There is a sense that Romney's grandchild should be off-limits to mockery. That strikes me as fair. It also doesn't strike me that mocking was what Harris-Perry was doing. The problem was making any kind of light of a fraught subject—a Black child being reared by a family whose essential beliefs were directly shaped by White supremacy, whose patriarch sought to lead a movement which derives most its energy from White supremacy. That's a weighty subtext. But there is no one more worthy, and more capable, of holding that conversation than America's most foremost public intellectual—Melissa Harris-Perry.

There may well be intellectuals with more insight. And there are surely public figures with a greater audience. But there is no one who communicates the work of thinking to more people with more rigor and effect than Harris-Perry. Her show brings a broad audience into a classroom without using dead academic language and tortured abstractions. And she does this while awarding humanity on a national stage to a group unaccustomed to such luxury—Black women.

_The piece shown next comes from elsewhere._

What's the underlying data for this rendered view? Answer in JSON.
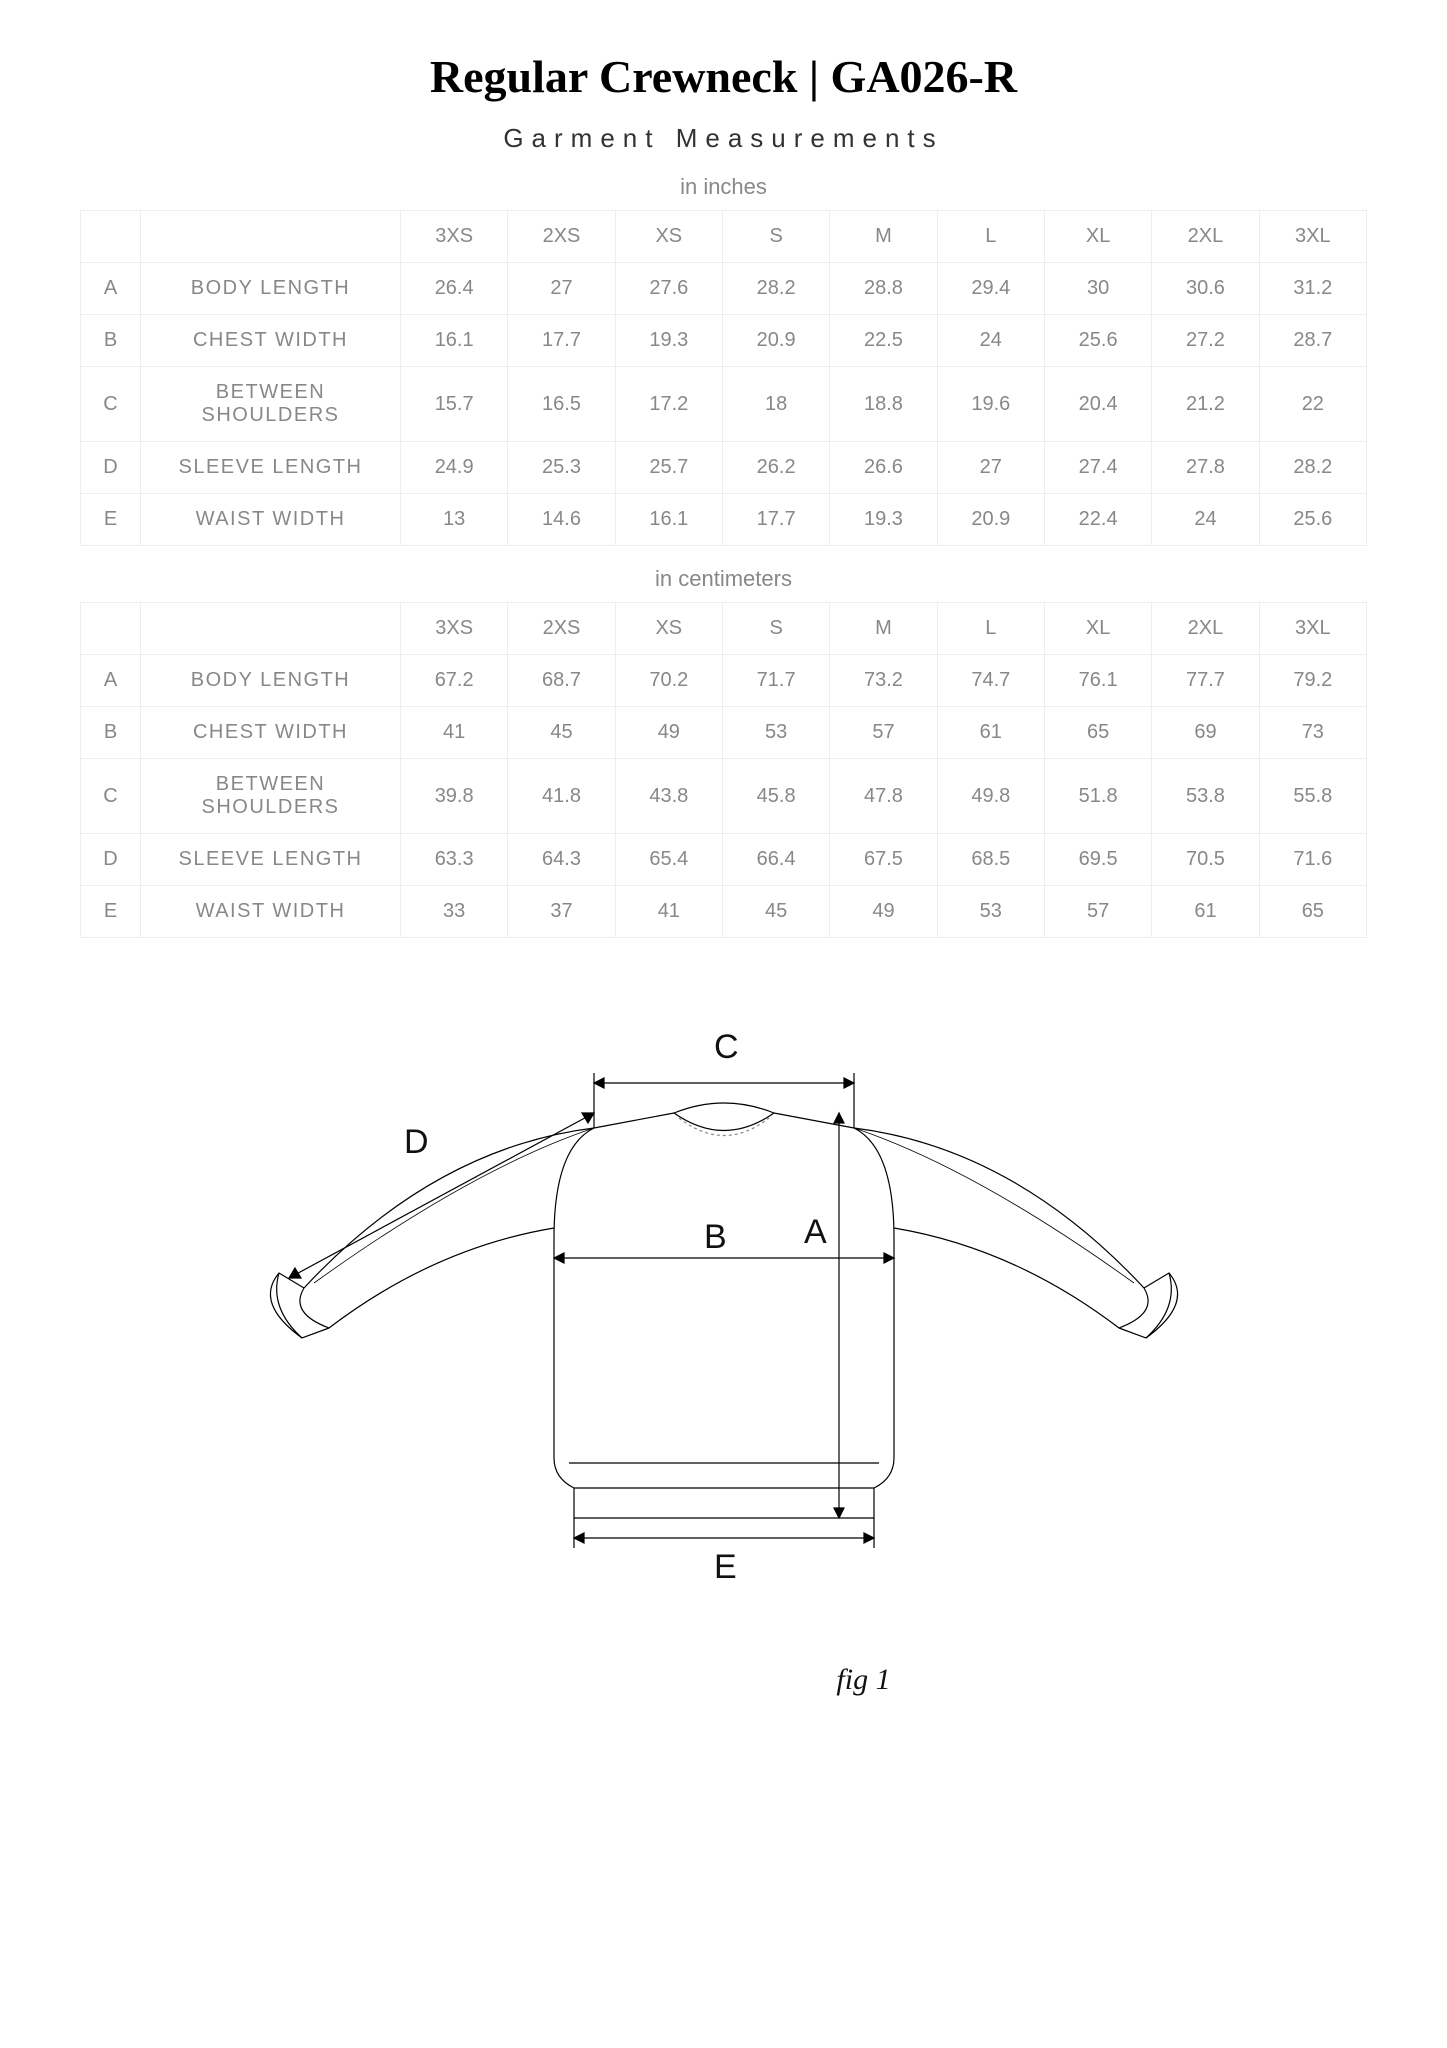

Specifically in this instance, Harris-Perry is a Black woman with a White mother. Through her mother, Harris-Perry has a Mormon ancestry that extends back through generations. This is not a fact recently produced to inoculate her against criticism, but a theme that she returns to regularly (h/t Mediaite):

My American story is both the story of enslaved ancestors, sold on the street corner of Richmond, Virginia, on my father’s side, and of a persecuted religious minority in the American West on my mother’s side..

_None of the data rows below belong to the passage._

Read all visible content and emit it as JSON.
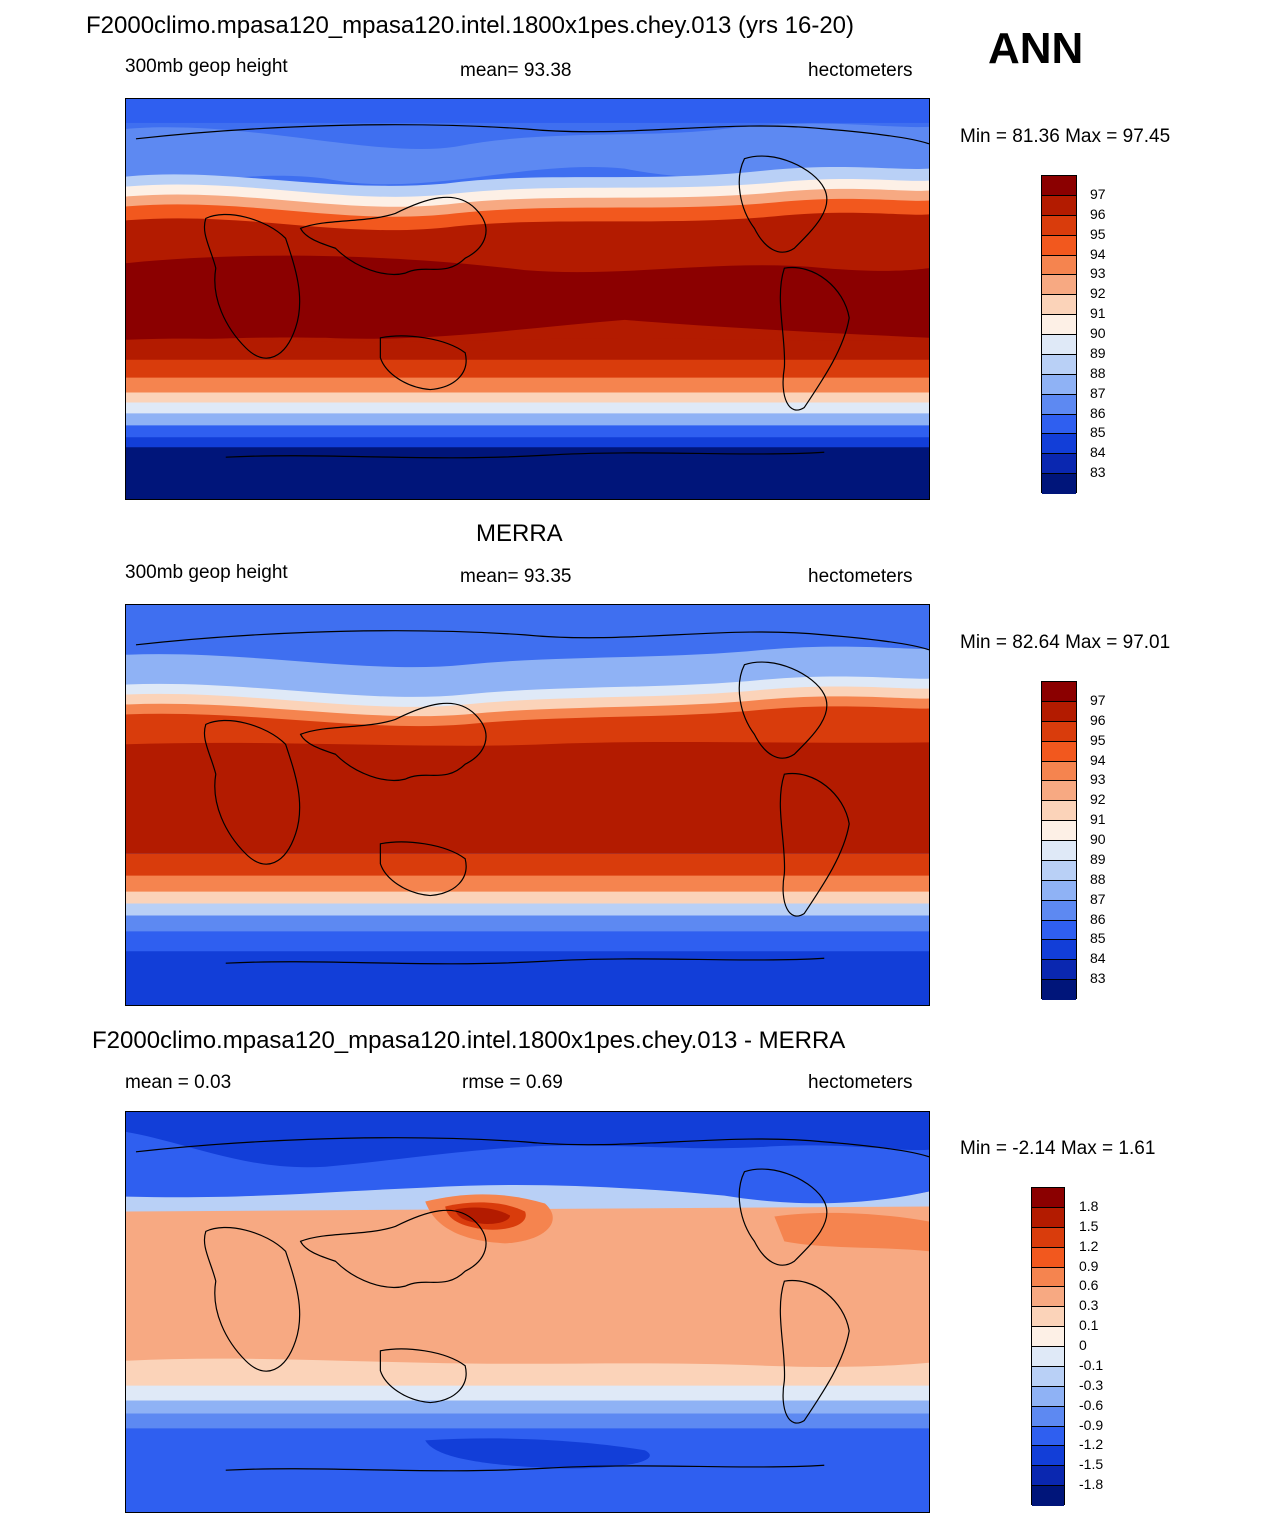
{
  "season": "ANN",
  "panels": [
    {
      "id": "model",
      "title": "F2000climo.mpasa120_mpasa120.intel.1800x1pes.chey.013 (yrs 16-20)",
      "left_label": "300mb geop height",
      "center_label": "mean=  93.38",
      "right_label": "hectometers",
      "minmax": "Min =  81.36 Max =  97.45",
      "colorbar": {
        "labels": [
          "97",
          "96",
          "95",
          "94",
          "93",
          "92",
          "91",
          "90",
          "89",
          "88",
          "87",
          "86",
          "85",
          "84",
          "83"
        ],
        "colors": [
          "#8b0000",
          "#b31b00",
          "#d93c0c",
          "#f2581e",
          "#f5844f",
          "#f7a982",
          "#fbd3b9",
          "#fdf0e6",
          "#dfe9f7",
          "#b9d0f6",
          "#8fb2f5",
          "#5d89f2",
          "#2f5ff0",
          "#123ed8",
          "#0a27b0",
          "#00157a"
        ]
      }
    },
    {
      "id": "obs",
      "title": "MERRA",
      "left_label": "300mb geop height",
      "center_label": "mean=  93.35",
      "right_label": "hectometers",
      "minmax": "Min =  82.64 Max =  97.01",
      "colorbar": {
        "labels": [
          "97",
          "96",
          "95",
          "94",
          "93",
          "92",
          "91",
          "90",
          "89",
          "88",
          "87",
          "86",
          "85",
          "84",
          "83"
        ],
        "colors": [
          "#8b0000",
          "#b31b00",
          "#d93c0c",
          "#f2581e",
          "#f5844f",
          "#f7a982",
          "#fbd3b9",
          "#fdf0e6",
          "#dfe9f7",
          "#b9d0f6",
          "#8fb2f5",
          "#5d89f2",
          "#2f5ff0",
          "#123ed8",
          "#0a27b0",
          "#00157a"
        ]
      }
    },
    {
      "id": "diff",
      "title": "F2000climo.mpasa120_mpasa120.intel.1800x1pes.chey.013 - MERRA",
      "left_label": "mean =   0.03",
      "center_label": "rmse =   0.69",
      "right_label": "hectometers",
      "minmax": "Min =  -2.14 Max =   1.61",
      "colorbar": {
        "labels": [
          "1.8",
          "1.5",
          "1.2",
          "0.9",
          "0.6",
          "0.3",
          "0.1",
          "0",
          "-0.1",
          "-0.3",
          "-0.6",
          "-0.9",
          "-1.2",
          "-1.5",
          "-1.8"
        ],
        "colors": [
          "#8b0000",
          "#b31b00",
          "#d93c0c",
          "#f2581e",
          "#f5844f",
          "#f7a982",
          "#fbd3b9",
          "#fdf0e6",
          "#dfe9f7",
          "#b9d0f6",
          "#8fb2f5",
          "#5d89f2",
          "#2f5ff0",
          "#123ed8",
          "#0a27b0",
          "#00157a"
        ]
      }
    }
  ]
}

Weighing in on Anthony Weiner, she once noted:

I am descended from Mormon ancestors. And I had Mormon ancestors who were imprisoned for consensual bigamy. And, you know, I‘ve always had a lot of anxiety about that because—you know, my sense is if people are adults making a choice to be in complicated marriages, you know, what does the state have to say about that?

Harris-Perry is uniquely qualified to speak on racism, Mormonism, and history. It's true that what she offered was a humor segment, not a deep analysis. But I strongly suspect that the humor originated in her own feeling of comfort with the subject matter, justified by her biography.

There's a temptation to pile Harris-Perry, and this episode, into the gaffe-parade that is cable news. When you devote 24 hours to mostly unscripted talking, thoughtlessness happens. But no show on cable has higher thoughtfulness-per-hour ratio than Harris-Perry's. MSNBC, recovering from the very real problems of comments by Martin Bashir and Alec Baldwin, may not see this right now. That's a shame. Melissa Harris-Perry makes America smarter. And she does so in a way that we have not seen before and will not soon see again.